August 23, 2013

Reverse mortgages require careful consideration

By now, everyone has seen the television ads with famous spokesmen touting the benefits of reverse mortgages.

By now, everyone has seen the television ads with famous spokesmen touting the benefits of reverse mortgages.

They can be a valuable tool for some but are definitely not for everyone. Success stories are out there, but so are accounts of older Americans who have lost their homes or savings when they succumbed to aggressive marketing used by some to sell reverse mortgage loans.

The National Reverse Mortgage Lenders Association reports that around 595,000 households have an outstanding reverse mortgage loan. The New York Times has reported that the rate of default on those loans is at a record high 9.4 percent.

In recent years, several large lenders have backed out of the reverse mortgage loan business – among them Bank of America, Wells Fargo and MetLife – citing falling housing prices and difficulty in assessing borrowers’ ability to repay. Wells Fargo cited concerns about the reputational risks of foreclosing on seniors who defaulted.

A reverse mortgage, also known as a Home Equity Conversion Mortgage, is a special type of home loan that lets the homeowner convert a portion of the equity on a home into cash.
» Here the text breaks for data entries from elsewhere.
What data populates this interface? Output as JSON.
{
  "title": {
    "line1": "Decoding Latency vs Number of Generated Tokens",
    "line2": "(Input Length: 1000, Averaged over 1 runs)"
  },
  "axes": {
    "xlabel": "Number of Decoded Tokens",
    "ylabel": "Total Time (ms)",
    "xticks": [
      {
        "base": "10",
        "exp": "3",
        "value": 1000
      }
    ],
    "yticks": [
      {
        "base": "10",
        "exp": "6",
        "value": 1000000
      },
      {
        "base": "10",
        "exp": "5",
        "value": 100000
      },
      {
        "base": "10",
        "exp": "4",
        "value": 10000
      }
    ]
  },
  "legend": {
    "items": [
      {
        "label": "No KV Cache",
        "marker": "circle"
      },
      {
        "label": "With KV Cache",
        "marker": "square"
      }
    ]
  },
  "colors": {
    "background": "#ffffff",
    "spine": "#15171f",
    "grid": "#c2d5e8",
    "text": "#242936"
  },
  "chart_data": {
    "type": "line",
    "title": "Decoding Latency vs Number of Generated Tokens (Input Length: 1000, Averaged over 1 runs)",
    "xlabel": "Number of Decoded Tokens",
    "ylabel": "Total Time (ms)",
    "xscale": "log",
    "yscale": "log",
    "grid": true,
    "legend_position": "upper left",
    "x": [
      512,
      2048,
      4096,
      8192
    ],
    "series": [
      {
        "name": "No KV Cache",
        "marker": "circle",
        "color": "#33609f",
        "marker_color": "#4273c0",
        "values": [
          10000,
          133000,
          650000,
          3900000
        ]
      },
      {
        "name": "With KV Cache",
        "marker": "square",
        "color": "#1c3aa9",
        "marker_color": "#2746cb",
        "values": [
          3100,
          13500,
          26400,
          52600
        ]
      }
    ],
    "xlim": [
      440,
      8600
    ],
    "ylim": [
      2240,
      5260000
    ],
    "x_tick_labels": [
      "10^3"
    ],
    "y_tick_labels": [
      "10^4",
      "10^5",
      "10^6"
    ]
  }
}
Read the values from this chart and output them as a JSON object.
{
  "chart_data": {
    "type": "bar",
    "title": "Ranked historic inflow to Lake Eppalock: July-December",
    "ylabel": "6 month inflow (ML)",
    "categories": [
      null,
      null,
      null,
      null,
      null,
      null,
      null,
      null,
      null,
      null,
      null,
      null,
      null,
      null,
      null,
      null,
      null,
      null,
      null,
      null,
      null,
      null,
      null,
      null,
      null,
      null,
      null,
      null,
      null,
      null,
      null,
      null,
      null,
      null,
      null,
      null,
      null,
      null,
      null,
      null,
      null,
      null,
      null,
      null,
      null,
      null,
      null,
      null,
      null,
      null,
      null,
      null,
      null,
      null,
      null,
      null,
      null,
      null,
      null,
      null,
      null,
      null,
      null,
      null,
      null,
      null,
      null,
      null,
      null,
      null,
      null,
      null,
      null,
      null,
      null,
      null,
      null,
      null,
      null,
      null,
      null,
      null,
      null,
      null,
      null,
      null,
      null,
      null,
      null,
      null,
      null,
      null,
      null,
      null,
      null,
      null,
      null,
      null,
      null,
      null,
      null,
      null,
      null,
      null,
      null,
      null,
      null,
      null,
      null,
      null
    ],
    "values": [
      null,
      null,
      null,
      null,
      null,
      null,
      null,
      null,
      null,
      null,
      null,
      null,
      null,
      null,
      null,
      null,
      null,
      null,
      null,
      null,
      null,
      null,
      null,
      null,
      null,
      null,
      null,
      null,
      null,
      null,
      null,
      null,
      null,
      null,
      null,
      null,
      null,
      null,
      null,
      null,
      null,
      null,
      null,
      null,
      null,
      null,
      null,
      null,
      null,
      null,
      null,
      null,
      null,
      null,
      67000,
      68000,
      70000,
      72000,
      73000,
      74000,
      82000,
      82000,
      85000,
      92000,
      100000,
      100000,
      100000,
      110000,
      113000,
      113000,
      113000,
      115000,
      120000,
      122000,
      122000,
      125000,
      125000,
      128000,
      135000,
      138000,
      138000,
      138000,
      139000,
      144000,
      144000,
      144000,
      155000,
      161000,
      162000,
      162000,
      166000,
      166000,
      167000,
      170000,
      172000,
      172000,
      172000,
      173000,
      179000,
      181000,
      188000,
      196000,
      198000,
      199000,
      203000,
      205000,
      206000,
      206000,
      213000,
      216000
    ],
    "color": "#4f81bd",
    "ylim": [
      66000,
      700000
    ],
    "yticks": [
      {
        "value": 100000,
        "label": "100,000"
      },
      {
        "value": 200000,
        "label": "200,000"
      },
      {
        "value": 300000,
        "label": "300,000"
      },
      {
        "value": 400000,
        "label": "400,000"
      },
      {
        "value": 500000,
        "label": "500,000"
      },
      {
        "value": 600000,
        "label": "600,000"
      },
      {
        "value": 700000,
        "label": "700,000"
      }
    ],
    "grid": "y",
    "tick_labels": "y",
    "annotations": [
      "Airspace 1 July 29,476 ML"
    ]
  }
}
It differs from a regular home equity loan in several ways:

• You must be 62 or older to qualify.
• There are no income requirements to obtain the loan.
• You do not have to repay the loan until you either no longer live in the home or you fail to meet the obligations of the mortgage.

You may receive your money either as fixed monthly payments, a lump sum payment, a line of credit or a combination of these. The reason these loans are called reverse mortgages is because the traditional mortgage payback stream is reversed so that instead of making payments to the lender, the lender makes payments to the borrower.

Reverse mortgage loans were originally conceived as a way of helping those in or near retirement with limited income pay off their debts, cover monthly living expenses or pay for health care. There is, however, no restriction on how borrowers may use that money.


Those considering a reverse mortgage are urged to shop around and compare offers. Some lenders charge relatively high origination fees. There are closing charges and servicing fees.

The traditional reverse mortgage has a hefty upfront FHA mortgage insurance premium, sometimes as much as 2 percent of the home’s value. A newer type called the HECM Saver is less expensive because of elimination of the insurance fee, but the loan amount is smaller.

Practices that have earned criticism for some reverse mortgage brokers include:

• Overly aggressive selling to those who really can’t afford the large fees.
• Persuading borrowers to not list their spouses on the loan. That can mean eviction for the surviving spouse after the listed borrower’s death.
• Concealing the fact that the borrower still has to pay property taxes, maintenance and insurance.
• Falsely stating in ads that “you can’t lose your home.”
• Pushing the borrower to take one big cash payment with a fixed interest rate rather than a line of credit over time.

Consumers interested in a reverse mortgage can receive free information by contacting the National Council on Aging at 800-510-0301. The FHA requires applicants to receive consumer information counseling. That is available by calling 800-569-4287.